Outgoing De Beers CEO, Philippe Mellier, acknowledged in what was his last public comment last Tuesday (three days before handing the keys to the executive bathroom to Cleaver) that the latest sales were "somewhat lower" but in line with expectations and typical of seasonal demand.

Signs of a softening market for diamonds have been evident for the past year with some categories of diamond tracked by the specialist diamond information service Rapaport falling in price by up to 15.6% on a year-to-year basis.

If lower prices at a weak point in the cycle was the only worry for De Beers then time and a pick-up in consumer demand for gems (plus a bit of marketing) could take care of the problem.

Unfortunately, diamonds are facing a challenge of the sort the industry had always hoped would never arrive - high-quality synthetic gems.

Martin Rapaport, chairman of Rapaport Group, has been campaigning hard for an industry reaction to the synthetic threat, calling in a statement last month for better "certification protocols to ensure that legitimate diamonds from good firms are differentiated from unknown diamonds from questionable sources".

"The industry must be able to answer the question: where do our diamonds come from?"

Rapaport is not alone in fretting about synthetics. Morgan Stanley, and investment bank, noted the "increased noise" around laboratory-grown diamonds in a research report released last week which warned that a rapid increase in the supply of diamonds and high inventories would cap prices for freshly-mined (rough) gems with smaller cheaper gems likely to be most susceptible to synthetic disruption

The bank reckons that inventory levels will be around 22% of supply this year, which is better than last year's big overhang of 27%, though the mountain of unsold diamonds is expected to be stuck at around 20% of supply in future years which is roughly double the normal stockpile.

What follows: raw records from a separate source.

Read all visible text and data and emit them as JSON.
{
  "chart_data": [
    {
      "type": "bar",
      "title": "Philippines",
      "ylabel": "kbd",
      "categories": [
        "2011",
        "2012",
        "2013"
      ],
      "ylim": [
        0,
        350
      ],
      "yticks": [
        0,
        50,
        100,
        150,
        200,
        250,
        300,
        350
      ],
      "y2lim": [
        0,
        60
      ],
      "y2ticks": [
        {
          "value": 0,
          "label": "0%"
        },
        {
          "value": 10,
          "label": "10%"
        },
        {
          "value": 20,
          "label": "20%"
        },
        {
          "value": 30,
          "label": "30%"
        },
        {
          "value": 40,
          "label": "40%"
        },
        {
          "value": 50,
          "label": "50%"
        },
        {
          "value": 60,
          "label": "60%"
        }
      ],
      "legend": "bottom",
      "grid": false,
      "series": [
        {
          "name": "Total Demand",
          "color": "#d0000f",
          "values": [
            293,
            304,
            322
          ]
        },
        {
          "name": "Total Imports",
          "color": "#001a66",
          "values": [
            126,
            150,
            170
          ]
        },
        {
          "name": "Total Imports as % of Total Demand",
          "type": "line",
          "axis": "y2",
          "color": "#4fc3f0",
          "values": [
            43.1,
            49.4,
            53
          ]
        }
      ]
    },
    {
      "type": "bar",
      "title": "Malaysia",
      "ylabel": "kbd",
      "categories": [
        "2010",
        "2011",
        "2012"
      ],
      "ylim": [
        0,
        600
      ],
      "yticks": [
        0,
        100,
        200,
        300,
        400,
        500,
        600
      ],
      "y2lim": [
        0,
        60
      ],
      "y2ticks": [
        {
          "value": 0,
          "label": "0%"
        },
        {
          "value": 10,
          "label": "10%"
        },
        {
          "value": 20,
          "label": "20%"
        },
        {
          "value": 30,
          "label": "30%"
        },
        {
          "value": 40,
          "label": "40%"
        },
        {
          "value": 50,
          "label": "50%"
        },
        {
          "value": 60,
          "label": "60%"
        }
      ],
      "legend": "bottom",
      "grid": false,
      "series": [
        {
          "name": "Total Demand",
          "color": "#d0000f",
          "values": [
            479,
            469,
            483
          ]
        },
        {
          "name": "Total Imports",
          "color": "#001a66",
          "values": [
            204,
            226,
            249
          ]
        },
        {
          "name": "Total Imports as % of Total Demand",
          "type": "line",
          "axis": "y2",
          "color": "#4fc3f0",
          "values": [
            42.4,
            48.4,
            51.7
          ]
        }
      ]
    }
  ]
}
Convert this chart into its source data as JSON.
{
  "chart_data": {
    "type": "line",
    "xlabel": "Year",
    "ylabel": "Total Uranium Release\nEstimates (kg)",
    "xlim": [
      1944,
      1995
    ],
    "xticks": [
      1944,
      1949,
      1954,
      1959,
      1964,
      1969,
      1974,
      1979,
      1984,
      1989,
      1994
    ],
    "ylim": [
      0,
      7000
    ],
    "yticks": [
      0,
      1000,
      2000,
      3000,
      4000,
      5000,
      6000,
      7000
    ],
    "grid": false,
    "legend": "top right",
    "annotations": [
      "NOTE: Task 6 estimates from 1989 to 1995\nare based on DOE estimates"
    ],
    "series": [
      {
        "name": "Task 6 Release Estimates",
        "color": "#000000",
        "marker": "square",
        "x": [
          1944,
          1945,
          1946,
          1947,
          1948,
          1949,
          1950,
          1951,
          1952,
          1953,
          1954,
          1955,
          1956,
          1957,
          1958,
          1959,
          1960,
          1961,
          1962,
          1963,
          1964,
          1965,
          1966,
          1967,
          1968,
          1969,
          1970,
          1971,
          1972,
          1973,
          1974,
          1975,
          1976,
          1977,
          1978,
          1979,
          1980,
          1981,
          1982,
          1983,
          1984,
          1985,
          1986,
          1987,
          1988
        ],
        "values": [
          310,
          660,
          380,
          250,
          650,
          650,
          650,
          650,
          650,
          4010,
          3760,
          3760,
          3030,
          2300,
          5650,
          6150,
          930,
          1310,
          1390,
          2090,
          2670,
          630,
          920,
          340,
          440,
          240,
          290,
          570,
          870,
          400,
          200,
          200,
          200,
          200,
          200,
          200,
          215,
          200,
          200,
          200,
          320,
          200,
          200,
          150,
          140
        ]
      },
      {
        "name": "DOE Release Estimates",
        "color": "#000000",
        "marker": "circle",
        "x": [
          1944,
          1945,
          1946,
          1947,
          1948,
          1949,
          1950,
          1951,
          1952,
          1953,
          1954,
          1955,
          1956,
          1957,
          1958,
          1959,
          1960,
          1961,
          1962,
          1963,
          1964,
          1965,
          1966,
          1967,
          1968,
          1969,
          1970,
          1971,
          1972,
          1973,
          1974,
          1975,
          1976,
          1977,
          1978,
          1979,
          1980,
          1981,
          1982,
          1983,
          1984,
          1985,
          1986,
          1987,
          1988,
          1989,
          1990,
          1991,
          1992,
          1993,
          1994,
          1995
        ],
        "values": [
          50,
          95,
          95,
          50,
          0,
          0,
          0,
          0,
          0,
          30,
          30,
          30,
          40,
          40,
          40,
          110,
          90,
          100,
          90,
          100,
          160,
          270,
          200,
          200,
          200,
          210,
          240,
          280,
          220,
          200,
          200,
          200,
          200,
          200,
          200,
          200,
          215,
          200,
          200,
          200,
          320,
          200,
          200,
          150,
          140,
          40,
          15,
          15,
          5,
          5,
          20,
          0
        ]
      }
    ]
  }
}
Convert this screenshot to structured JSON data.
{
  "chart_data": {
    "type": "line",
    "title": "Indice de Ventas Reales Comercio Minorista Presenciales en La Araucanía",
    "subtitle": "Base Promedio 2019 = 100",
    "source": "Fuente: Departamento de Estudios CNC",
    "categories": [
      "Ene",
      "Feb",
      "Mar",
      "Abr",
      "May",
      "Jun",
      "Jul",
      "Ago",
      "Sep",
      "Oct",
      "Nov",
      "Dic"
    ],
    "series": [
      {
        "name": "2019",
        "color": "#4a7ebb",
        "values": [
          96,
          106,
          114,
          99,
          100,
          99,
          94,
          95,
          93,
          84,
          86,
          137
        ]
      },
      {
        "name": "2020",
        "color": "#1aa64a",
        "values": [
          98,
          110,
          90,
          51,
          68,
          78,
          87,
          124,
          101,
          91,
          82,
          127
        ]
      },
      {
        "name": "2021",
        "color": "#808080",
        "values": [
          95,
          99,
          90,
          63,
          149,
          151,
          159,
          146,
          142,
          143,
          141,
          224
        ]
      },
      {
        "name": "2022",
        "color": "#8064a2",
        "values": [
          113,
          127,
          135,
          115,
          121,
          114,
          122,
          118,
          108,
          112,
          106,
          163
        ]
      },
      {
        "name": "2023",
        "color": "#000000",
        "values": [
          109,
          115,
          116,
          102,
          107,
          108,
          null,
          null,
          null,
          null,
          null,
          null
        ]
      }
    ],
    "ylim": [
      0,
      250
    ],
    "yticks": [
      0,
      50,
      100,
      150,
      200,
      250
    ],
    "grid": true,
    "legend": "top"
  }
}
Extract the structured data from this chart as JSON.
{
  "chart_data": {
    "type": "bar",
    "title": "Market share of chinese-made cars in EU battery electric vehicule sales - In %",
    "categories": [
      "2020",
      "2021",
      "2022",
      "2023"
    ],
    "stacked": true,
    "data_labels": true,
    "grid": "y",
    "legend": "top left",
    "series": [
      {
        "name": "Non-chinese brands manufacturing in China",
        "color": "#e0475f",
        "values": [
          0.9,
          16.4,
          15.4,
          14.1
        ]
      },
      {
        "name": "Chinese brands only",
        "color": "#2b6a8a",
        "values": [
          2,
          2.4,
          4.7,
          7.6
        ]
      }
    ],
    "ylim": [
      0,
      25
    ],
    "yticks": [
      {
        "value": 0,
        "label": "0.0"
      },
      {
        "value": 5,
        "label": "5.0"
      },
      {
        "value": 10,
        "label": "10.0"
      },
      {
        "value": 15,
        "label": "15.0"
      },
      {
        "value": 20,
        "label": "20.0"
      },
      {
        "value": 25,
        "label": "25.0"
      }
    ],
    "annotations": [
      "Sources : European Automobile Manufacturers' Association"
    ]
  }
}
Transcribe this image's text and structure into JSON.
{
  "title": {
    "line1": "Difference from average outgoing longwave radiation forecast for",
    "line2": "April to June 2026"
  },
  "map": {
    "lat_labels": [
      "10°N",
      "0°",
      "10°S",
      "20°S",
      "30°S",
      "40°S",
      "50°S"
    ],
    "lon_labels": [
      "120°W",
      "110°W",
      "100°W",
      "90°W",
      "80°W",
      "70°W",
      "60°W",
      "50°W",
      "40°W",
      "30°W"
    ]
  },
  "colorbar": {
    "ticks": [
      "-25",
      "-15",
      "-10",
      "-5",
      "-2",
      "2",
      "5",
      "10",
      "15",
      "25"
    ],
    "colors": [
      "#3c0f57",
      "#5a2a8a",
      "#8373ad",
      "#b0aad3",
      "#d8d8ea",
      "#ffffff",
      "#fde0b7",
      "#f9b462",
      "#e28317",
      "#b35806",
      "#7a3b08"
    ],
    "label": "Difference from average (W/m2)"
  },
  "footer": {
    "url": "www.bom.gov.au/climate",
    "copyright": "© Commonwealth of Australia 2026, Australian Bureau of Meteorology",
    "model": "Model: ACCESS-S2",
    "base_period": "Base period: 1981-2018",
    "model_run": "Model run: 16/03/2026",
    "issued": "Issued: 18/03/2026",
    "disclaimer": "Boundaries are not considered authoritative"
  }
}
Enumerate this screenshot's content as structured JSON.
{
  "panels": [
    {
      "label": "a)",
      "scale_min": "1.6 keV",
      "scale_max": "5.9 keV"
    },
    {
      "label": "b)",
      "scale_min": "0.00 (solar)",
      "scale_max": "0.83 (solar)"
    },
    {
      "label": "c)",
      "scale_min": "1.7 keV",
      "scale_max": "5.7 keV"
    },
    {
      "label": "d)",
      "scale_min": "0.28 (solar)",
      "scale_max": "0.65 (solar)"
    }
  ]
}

The poor outlook for diamond prices is why Morgan Stanley ranks the industry on a par with iron ore as one of the cellar dwellers in its outlook for commodities with prices likely to fall over the next two years with the average global diamond price expected to drop by 4% this year and down another 7% next year, making it three down years in a row after last year's 4% decline.

That is not what Cutifani wants to read and it's why he will be pressuring Cleaver to deliver a better result from De Beers, which is expected to contribute 42% of Anglo American's pre-tax earnings this year, significantly more than platinum's 31% and copper's 27%.

Diamonds are hard, but selling them is harder.